Her hatred only grew hotter as the months went on. Androgeus won every competition; Androgeus used his godmark to tame a murderous boar; Androgeus was the toast of Athens. Bull-Asterion presided over a rite and the next day it rained for the first time since Androgeus’s departure and there was rejoicing throughout the countryside. Diantha no longer fawned and followed because she had taken Karpos as her lover—her lover, when Ariadne hadn’t yet had any opportunity to take one of her own! Hatred, rushing in her veins instead of blood—until one rainy autumn evening, when another message came from Athens.

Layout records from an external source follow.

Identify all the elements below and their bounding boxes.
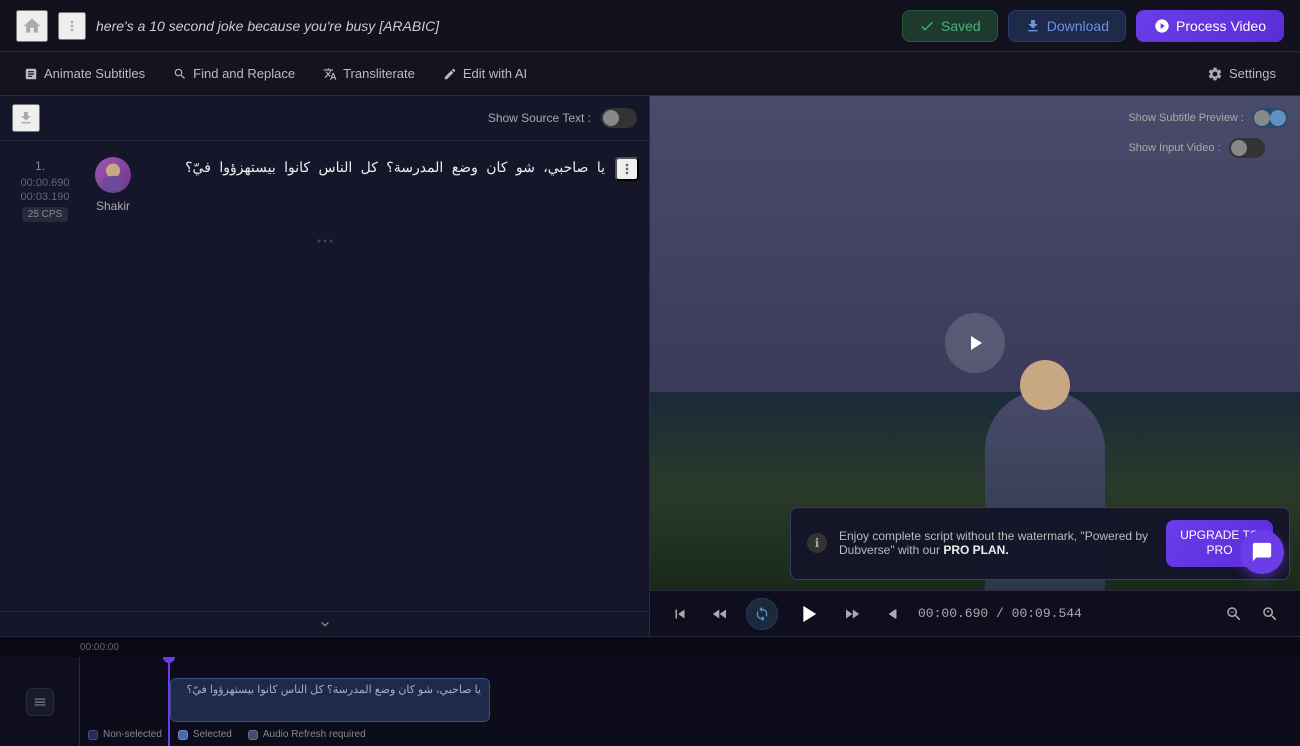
timeline-subtitle-text: يا صاحبي، شو كان وضع المدرسة؟ كل الناس ك… [187, 684, 481, 696]
export-button[interactable] [12, 104, 40, 132]
subtitle-time-start: 00:00.690 [21, 177, 70, 189]
timeline-legend: Non-selected Selected Audio Refresh requ… [88, 729, 366, 740]
subtitle-preview-toggle[interactable] [1252, 108, 1288, 128]
subtitle-toolbar: Show Source Text : [0, 96, 649, 141]
video-person-head [1020, 360, 1070, 410]
video-play-button[interactable] [945, 313, 1005, 373]
avatar [95, 157, 131, 193]
settings-button[interactable]: Settings [1195, 60, 1288, 88]
subtitle-text-input[interactable]: يا صاحبي، شو كان وضع المدرسة؟ كل الناس ك… [146, 157, 607, 224]
subtitle-options-button[interactable] [615, 157, 639, 181]
zoom-in-button[interactable] [1256, 600, 1284, 628]
input-video-toggle[interactable] [1229, 138, 1265, 158]
list-item: 1. 00:00.690 00:03.190 25 CPS Shakir [0, 149, 649, 232]
page-title: here's a 10 second joke because you're b… [96, 18, 439, 34]
saved-button[interactable]: Saved [902, 10, 998, 42]
upgrade-description: Enjoy complete script without the waterm… [839, 529, 1154, 557]
legend-non-selected-label: Non-selected [103, 729, 162, 740]
subtitle-preview-label: Show Subtitle Preview : [1128, 112, 1244, 124]
legend-audio-refresh-dot [248, 730, 258, 740]
input-video-label: Show Input Video : [1128, 142, 1220, 154]
timeline: 00:00:00 يا صاحبي، شو كان وضع المدرسة؟ ك… [0, 636, 1300, 746]
header: here's a 10 second joke because you're b… [0, 0, 1300, 52]
play-pause-button[interactable] [790, 596, 826, 632]
legend-audio-refresh: Audio Refresh required [248, 729, 366, 740]
timeline-playhead [168, 657, 170, 746]
video-right-controls: Show Subtitle Preview : Show Input Video… [1128, 108, 1288, 158]
timeline-subtitle-block[interactable]: يا صاحبي، شو كان وضع المدرسة؟ كل الناس ك… [170, 678, 490, 722]
speaker-name: Shakir [96, 199, 130, 213]
edit-ai-label: Edit with AI [463, 66, 527, 81]
next-button[interactable] [878, 600, 906, 628]
rewind-button[interactable] [706, 600, 734, 628]
legend-non-selected-dot [88, 730, 98, 740]
right-panel: Show Subtitle Preview : Show Input Video… [650, 96, 1300, 636]
show-source-text-label: Show Source Text : [488, 111, 591, 125]
transliterate-button[interactable]: Transliterate [311, 60, 427, 87]
animate-subtitles-label: Animate Subtitles [44, 66, 145, 81]
player-controls: 00:00.690 / 00:09.544 [650, 590, 1300, 636]
scroll-down-indicator[interactable] [0, 611, 649, 636]
current-time: 00:00.690 [918, 606, 988, 621]
time-separator: / [996, 606, 1012, 621]
prev-button[interactable] [666, 600, 694, 628]
legend-selected-dot [178, 730, 188, 740]
zoom-out-button[interactable] [1220, 600, 1248, 628]
process-video-label: Process Video [1176, 18, 1266, 34]
find-replace-label: Find and Replace [193, 66, 295, 81]
animate-subtitles-button[interactable]: Animate Subtitles [12, 60, 157, 87]
subtitle-number: 1. [35, 157, 55, 173]
input-video-toggle-row: Show Input Video : [1128, 138, 1288, 158]
timeline-arrange-button[interactable] [26, 688, 54, 716]
saved-label: Saved [941, 18, 981, 34]
info-icon: ℹ [807, 533, 827, 553]
total-time: 00:09.544 [1012, 606, 1082, 621]
toolbar: Animate Subtitles Find and Replace Trans… [0, 52, 1300, 96]
edit-ai-button[interactable]: Edit with AI [431, 60, 539, 87]
more-options-button[interactable] [58, 12, 86, 40]
left-panel: Show Source Text : 1. 00:00.690 00:03.19… [0, 96, 650, 636]
timeline-time-label: 00:00:00 [80, 642, 119, 653]
home-button[interactable] [16, 10, 48, 42]
timeline-track: يا صاحبي، شو كان وضع المدرسة؟ كل الناس ك… [80, 673, 1300, 723]
transliterate-label: Transliterate [343, 66, 415, 81]
process-video-button[interactable]: Process Video [1136, 10, 1284, 42]
header-left: here's a 10 second joke because you're b… [16, 10, 439, 42]
subtitle-list: 1. 00:00.690 00:03.190 25 CPS Shakir [0, 141, 649, 611]
header-right: Saved Download Process Video [902, 10, 1284, 42]
chat-button[interactable] [1240, 530, 1284, 574]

Oh no, Ariadne thought as the messenger walked around the hearth to stand before her father. Androgeus can’t have won any more competitions. Surely there aren’t any more to win.
But this messenger wasn’t smiling, as the others had. “Minos King,” he said in a low, breathless voice.
The royal household had been eating when the messenger had come. Now their spoons and knives clanked against metal plates or clattered against wood. (The long trestle tables had been carried into the throne room because the courtyard they usually used for dining was too wet.)
The king rose. “Speak, man! Tell me of my son’s latest triumph in Athens!” The king’s teeth glinted in his beard. He smiled, while everyone around him went silent and still. He smiled, even as Pasiphae stood and put her hand on his arm and pressed her fingers white.
“My lord king, Prince Androgeus is dead.”
Someone gasped—Naucrate, Ariadne guessed, though she didn’t look away from her parents. For a moment Minos and Pasiphae were statues, one smiling, the other beautiful. Pasiphae moved first. She turned and put her other hand on his arm and clutched it as if it were the only thing holding her up. Which it was—for when he drew it from her grasp, slowly and carefully, she crumpled. She pulled herself to her knees and raised a hand to him and he wrenched himself around, away from her. He seemed to be gazing at the fresco of the griffins and trees.